What the statute does not capture is common law. A non-unionized employee dismissed without cause can sue for reasonable notice, which courts often set far higher, frequently in the range of three to four weeks per year of service depending on age, seniority, and how hard the role is to replace. That is why the calculator labels its output a statutory minimum and why you should treat a lowball offer as an opening position, not a final one.
A ten-year employee at $1,400 a week
Consider someone with ten years of service earning $1,400 a week, eligible for statutory severance because they have over five years in and work for a large employer. Notice pay caps at eight weeks even though they have ten years, while severance pay runs the full ten weeks. Here is the breakdown.
| Entitlement | Weeks | Amount |
|---|---|---|
| Termination notice pay (capped at 8) | 8 | $11,200 |
| Statutory severance pay (1 per year) | 10 | $14,000 |
| Total statutory entitlement | 18 | $25,200 |
So eighteen weeks of pay, $25,200, is the statutory floor. A common-law claim for the same person could plausibly argue for thirty or more weeks. The eight-week notice cap is the detail people miss: years eleven and beyond add to severance pay but never to notice.
How severance is taxed and the RRSP rollover
Severance is taxable income in the year you receive it, and a large lump sum can spike you into a higher marginal bracket for that year. There are ways to soften the blow. If part of your service predates 1996, a portion may qualify as a retiring allowance eligible for direct transfer to an RRSP outside your normal contribution room. For service after that date, you can still reduce the tax bite by contributing the cash to your RRSP if you have room available. Spreading the payment across two tax years, where the employer agrees, can also keep you out of the top bracket. These moves are worth a conversation with an accountant before you sign a release.
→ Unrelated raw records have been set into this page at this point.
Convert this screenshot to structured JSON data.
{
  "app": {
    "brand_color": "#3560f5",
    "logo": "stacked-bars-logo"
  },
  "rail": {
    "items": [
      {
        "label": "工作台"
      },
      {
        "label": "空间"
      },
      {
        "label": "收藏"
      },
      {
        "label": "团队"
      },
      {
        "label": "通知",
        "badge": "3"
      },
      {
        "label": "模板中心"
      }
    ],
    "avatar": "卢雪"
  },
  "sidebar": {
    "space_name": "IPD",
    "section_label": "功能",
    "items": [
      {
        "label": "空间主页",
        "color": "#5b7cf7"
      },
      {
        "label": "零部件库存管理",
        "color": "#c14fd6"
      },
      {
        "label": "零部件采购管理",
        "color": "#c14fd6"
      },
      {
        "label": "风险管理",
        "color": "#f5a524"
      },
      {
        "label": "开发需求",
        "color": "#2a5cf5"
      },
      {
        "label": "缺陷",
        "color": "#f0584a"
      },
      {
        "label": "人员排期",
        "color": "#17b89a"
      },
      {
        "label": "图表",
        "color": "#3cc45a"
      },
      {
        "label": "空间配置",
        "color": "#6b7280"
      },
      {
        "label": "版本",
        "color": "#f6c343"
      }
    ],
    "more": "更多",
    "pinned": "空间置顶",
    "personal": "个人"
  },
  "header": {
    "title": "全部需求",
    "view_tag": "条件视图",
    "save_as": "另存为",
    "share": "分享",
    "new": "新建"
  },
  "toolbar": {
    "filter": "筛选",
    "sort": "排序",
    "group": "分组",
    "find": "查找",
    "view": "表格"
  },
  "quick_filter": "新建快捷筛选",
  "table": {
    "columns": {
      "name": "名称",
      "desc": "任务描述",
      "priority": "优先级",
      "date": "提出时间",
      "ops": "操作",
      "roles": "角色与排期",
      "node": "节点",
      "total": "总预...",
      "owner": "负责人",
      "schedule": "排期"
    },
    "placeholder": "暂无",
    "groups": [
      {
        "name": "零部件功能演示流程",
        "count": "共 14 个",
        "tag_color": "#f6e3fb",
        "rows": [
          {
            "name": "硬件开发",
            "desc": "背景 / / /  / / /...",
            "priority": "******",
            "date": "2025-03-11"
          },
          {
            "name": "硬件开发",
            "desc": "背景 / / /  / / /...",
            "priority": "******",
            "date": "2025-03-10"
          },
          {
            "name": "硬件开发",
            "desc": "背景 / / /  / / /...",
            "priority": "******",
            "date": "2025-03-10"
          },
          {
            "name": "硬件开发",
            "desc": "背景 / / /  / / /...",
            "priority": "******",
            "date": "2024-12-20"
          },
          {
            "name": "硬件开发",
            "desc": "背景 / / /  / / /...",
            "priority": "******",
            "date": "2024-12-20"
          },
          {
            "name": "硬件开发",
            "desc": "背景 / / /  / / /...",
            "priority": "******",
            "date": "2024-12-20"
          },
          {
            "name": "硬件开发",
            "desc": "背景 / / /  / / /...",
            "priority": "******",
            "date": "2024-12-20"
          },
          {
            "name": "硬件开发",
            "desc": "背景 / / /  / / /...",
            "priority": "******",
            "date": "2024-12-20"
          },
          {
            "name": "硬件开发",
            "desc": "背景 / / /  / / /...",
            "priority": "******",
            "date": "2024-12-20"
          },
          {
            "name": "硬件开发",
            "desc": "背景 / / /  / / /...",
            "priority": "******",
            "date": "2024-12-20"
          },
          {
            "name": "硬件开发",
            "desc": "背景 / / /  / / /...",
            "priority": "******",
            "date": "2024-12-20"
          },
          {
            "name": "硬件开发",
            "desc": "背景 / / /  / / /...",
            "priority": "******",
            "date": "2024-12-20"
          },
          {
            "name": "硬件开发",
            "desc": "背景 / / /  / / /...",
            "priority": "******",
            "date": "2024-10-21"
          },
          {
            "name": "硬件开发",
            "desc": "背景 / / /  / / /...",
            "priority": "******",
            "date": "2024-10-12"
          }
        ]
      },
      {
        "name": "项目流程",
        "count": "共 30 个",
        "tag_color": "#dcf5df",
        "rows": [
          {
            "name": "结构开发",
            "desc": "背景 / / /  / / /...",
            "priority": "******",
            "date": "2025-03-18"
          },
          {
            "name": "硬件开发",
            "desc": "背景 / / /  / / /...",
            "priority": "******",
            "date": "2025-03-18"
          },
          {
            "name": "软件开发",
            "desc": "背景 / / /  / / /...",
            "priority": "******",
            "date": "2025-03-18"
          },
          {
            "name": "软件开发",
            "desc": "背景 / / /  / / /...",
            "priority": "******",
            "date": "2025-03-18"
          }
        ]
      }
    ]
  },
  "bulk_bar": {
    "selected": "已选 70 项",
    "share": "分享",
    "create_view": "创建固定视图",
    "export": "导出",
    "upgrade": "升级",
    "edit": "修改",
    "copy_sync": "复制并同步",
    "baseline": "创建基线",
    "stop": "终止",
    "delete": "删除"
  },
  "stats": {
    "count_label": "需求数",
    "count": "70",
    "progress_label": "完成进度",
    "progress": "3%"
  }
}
Province and jurisdiction change the answer
This calculator follows the Ontario pattern, but employment standards are provincial, and the formulas differ. Some provinces have no separate statutory severance category at all and provide only notice. Federally regulated employees, such as those in banking, telecom, and interprovincial transport, fall under the Canada Labour Code, which has its own scheme. If you work in one of those sectors or outside Ontario, treat the result as a useful ballpark and confirm against your own jurisdiction's rules.
Does signing a release waive my common-law rights?
Usually yes, which is the single most expensive mistake people make. Employers often present a severance offer with a release attached, and signing it typically extinguishes any claim to the larger common-law entitlement. You are entitled to take the statutory minimum no matter what, so there is rarely a reason to sign quickly. Have an employment lawyer review the offer first; many will assess it for a flat fee, and the upside frequently dwarfs the cost.
Can I collect EI while receiving severance?
Severance generally delays your Employment Insurance benefits rather than reducing them. Service Canada treats a lump sum as earnings allocated over a number of weeks, and your EI claim starts only after that allocation runs out. You should still apply for EI promptly when you lose your job, because the application date sets your claim window even if payments begin later.